Libre dans Marans, après comme avant le siège, le roi de Navarre s'y transporta vers la mi-juin, et, au retour, le 17, il en envoyait à la comtesse de Gramont cette description, qui a pris place parmi les chefs-d'œuvre épistolaires du XVIe siècle: «C'est une île renfermée de marais bocageux, où, de cent en cent pas, il y a des canaux pour aller chercher le bois par bateau. L'eau claire, peu courante; les canaux de toutes largeurs; les bateaux de toutes grandeurs. Parmi ces déserts, mille jardins où l'on ne va que par bateau. L'île a deux lieues de tour, ainsi environnée; passe une rivière par le pied du château, au milieu du bourg, qui est aussi logeable que Pau. Peu de maisons qui n'entrent de sa porte dans son petit bateau. Cette rivière s'étend en deux bras qui portent non seulement grands bateaux, mais les navires de cinquante tonneaux y viennent. Il n'y a que deux lieues jusques à la mer. Certes, c'est un canal, non une rivière. Contre mont vont les grands bateaux jusques à Niort, où il y a douze lieues; infinis moulins et métairies insulées; tant de sortes d'oiseaux qui chantent; de toute sorte de ceux de mer. Je vous en envoie des plumes. De poisson, c'est une monstruosité que la quantité, la grandeur et le prix; une grande carpe, trois sols, et cinq un brochet. C'est un lieu de grand trafic, et tout par bateaux. La terre très pleine de blés et très beaux. L'on y peut être plaisamment en paix, et sûrement en guerre. L'on s'y peut réjouir avec ce que l'on aime et plaindre une absence. Ha! qu'il y fait bon chanter!»—Le roi de Navarre perdit Marans en 1587, à la reprise des hostilités.
Le 25 juin, Henri ayant reçu d'Angleterre une copie des lettres adressées par la reine Elisabeth au roi de France et à la reine-mère, au sujet du traité de Nemours, communiquait ces curieux documents à la comtesse de Gramont.
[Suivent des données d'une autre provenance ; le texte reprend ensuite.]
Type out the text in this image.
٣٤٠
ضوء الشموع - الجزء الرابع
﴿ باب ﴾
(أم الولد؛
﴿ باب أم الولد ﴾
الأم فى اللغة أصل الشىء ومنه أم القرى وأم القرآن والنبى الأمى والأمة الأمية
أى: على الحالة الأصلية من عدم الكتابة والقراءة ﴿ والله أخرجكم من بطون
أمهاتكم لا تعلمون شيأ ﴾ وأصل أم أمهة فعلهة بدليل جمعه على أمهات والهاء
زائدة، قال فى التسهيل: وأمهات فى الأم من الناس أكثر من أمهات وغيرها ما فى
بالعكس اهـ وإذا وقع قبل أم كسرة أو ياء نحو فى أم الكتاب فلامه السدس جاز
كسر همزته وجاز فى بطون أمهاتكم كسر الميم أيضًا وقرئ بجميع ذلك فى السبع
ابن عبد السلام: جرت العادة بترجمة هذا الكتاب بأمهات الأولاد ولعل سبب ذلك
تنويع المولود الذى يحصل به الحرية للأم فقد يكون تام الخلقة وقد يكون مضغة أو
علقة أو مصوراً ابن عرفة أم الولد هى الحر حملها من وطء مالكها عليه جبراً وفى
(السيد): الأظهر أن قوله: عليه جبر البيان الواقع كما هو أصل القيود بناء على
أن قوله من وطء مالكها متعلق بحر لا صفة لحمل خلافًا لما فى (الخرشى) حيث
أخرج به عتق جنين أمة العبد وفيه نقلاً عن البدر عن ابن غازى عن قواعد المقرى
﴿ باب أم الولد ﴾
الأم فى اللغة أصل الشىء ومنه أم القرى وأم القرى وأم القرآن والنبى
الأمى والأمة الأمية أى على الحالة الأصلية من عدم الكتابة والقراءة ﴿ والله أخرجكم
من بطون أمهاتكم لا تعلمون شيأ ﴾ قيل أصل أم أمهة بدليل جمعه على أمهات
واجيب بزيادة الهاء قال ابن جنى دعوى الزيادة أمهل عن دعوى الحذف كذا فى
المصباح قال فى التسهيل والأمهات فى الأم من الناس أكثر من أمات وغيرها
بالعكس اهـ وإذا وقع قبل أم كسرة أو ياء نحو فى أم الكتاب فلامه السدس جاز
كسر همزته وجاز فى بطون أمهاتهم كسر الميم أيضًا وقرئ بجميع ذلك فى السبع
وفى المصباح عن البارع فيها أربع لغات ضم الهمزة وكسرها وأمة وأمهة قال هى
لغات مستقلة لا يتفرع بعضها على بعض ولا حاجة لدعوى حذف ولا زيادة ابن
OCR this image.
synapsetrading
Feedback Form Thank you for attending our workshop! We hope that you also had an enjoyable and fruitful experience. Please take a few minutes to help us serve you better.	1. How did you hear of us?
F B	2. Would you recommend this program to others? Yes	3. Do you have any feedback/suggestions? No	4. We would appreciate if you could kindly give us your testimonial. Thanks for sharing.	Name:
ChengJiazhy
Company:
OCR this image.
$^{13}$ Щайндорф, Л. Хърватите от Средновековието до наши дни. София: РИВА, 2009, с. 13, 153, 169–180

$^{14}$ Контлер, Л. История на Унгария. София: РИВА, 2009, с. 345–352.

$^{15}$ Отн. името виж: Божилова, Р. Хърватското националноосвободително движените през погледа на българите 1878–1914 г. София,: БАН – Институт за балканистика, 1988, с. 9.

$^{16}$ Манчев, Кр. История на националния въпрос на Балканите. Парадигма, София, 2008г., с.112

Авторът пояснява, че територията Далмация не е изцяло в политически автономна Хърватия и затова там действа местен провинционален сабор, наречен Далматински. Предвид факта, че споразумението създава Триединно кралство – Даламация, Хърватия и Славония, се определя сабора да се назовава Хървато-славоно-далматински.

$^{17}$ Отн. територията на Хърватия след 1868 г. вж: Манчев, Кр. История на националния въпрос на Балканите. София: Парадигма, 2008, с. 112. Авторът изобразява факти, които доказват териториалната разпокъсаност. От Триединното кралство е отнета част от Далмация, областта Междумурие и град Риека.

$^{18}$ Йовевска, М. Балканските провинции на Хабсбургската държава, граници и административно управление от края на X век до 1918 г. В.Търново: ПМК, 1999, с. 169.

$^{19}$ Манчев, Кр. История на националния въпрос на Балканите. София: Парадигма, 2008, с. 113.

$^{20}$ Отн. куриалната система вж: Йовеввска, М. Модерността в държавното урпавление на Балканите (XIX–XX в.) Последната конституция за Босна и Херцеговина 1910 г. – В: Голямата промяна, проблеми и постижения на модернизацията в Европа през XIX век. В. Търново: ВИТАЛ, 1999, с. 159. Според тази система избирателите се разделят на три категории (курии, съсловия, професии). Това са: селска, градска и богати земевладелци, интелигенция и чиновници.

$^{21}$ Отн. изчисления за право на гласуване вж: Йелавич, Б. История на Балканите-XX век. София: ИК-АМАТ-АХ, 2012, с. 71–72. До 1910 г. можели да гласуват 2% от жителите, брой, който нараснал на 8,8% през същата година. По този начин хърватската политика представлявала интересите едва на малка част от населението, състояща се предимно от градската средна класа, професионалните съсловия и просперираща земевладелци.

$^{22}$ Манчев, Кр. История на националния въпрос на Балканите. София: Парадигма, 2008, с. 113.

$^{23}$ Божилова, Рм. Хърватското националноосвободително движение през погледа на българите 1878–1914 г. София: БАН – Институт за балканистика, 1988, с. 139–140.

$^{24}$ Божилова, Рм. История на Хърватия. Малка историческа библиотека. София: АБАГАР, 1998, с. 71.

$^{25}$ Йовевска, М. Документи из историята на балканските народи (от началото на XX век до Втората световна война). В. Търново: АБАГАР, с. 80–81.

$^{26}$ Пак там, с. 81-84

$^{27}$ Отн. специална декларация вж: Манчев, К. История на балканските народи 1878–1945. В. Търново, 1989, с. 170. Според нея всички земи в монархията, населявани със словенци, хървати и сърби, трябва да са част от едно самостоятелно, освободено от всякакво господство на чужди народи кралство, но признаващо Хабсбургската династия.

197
Voici quelques extraits de la lettre de la reine d'Angleterre à Henri III; ils viennent à leur place dans ce livre, car les prophétiques pensées qu'ils expriment étaient, vers le milieu de l'année 1586, déjà justifiées en partie par des faits éclatants.
«Je m'étonne, disait Elisabeth, de vous voir trahi en votre conseil même, voire de la plus proche qu'ayez au monde (Catherine de Médicis), et qu'êtes si aveugle de n'en sentir goutte...»—Contre les Guises et la Ligue: «Je prie Dieu qu'ils veulent finir là; je ne le crois, car rarement on voit les princes vivre, qui sont si subjugués... Dieu vous garde d'en faire la preuve...»—Elle lui offre ses bons offices: «S'il vous plaît user de mon aide, vous verrez que nous leur ferons ressentir avec la plus grande honte que jamais rebelles eurent...» Salutation finale: «... Priant le Créateur vous assister de sa sainte grâce et vous relever les esprits.—Très bonne sœur et cousine, très assurée et fidèle, Elisabeth.»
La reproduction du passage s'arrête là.